“Your problem is not my problem.” He says to me. I look at my stupid parking ticket that’s bigger than a notecard I could use on a test in junior year. Are you kidding me? Act a bit of a professional kid. The ticket is uneven from where I tore it out of the machine less than half an hour ago.
“It’s your job to make it your problem. Why do I have to pay a three-dollar parking fee when my car was never even in park? All I did was drop a friend off and it wasn’t even long enough to warrant taking my foot off the brake to put it into park.”
“It’s the airport rules, not mine.”
“So what will you do if I don’t pay it?”
“Sir, you’re holding up the line.”
It’s seven in the morning. There’s no way these people behind me, also dropping off passengers, think the fee is fair.
“Tow me.”
“It’s only three dollars.”
“What are you going to do if I don’t pay it?

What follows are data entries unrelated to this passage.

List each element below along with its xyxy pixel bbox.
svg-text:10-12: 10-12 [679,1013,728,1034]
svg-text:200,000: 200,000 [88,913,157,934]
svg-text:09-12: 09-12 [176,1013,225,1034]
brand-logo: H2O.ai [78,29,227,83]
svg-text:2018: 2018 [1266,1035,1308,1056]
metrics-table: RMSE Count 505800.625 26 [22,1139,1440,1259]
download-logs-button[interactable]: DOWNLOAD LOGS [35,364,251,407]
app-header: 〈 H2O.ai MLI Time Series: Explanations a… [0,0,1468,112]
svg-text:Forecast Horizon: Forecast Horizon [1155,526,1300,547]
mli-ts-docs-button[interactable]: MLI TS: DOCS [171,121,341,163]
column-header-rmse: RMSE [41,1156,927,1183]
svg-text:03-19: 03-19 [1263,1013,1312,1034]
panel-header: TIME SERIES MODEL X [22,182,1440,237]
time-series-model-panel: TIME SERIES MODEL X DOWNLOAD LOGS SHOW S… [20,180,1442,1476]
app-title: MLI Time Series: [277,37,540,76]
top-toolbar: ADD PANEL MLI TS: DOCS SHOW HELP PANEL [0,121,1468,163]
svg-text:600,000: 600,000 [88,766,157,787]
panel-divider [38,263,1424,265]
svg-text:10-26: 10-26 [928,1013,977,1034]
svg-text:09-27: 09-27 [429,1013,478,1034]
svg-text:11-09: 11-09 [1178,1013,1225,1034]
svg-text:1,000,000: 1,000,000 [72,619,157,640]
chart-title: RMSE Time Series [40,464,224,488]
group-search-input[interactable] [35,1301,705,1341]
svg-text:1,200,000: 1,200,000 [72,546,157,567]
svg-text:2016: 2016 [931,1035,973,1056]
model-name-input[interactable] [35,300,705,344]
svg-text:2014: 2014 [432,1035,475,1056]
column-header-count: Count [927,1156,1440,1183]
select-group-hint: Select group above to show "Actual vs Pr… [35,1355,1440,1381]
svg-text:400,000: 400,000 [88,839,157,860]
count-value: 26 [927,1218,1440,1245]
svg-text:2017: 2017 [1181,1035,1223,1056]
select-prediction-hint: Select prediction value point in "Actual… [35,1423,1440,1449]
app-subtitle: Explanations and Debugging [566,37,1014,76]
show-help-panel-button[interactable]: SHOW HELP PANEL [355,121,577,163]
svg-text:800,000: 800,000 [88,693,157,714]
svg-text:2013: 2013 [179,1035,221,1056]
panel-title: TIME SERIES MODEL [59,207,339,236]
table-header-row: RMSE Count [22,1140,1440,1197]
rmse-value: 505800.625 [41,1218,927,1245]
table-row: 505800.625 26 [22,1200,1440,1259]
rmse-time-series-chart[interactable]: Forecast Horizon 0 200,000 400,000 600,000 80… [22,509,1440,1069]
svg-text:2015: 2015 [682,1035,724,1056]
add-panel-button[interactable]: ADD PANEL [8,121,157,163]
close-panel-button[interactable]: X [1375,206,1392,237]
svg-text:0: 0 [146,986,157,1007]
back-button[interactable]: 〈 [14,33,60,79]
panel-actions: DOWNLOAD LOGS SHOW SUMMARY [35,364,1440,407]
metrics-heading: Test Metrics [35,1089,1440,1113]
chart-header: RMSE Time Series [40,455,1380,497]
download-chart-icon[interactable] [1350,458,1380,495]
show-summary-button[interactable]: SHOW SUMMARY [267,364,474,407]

Kick me out? I know you don’t get paid enough to be so arrogant. At your pay grade, all they do is throw you a uniform and tell you not to unionize.”
“The gas from the tow truck will probably be more than the parking pass costs.”
“Yeah? How about we find out for sure.”
The attendant slouched in his chair and sighed. He peered over the computer looking at the line.
“This is a third of my hourly.” He stared back at me and hit the button. The barrier blocking me had left, but so did my dignity. I felt bad. I gazed a thousand yards my entire ride home. My eyes burnt a line into the road that the guilt used to follow me home.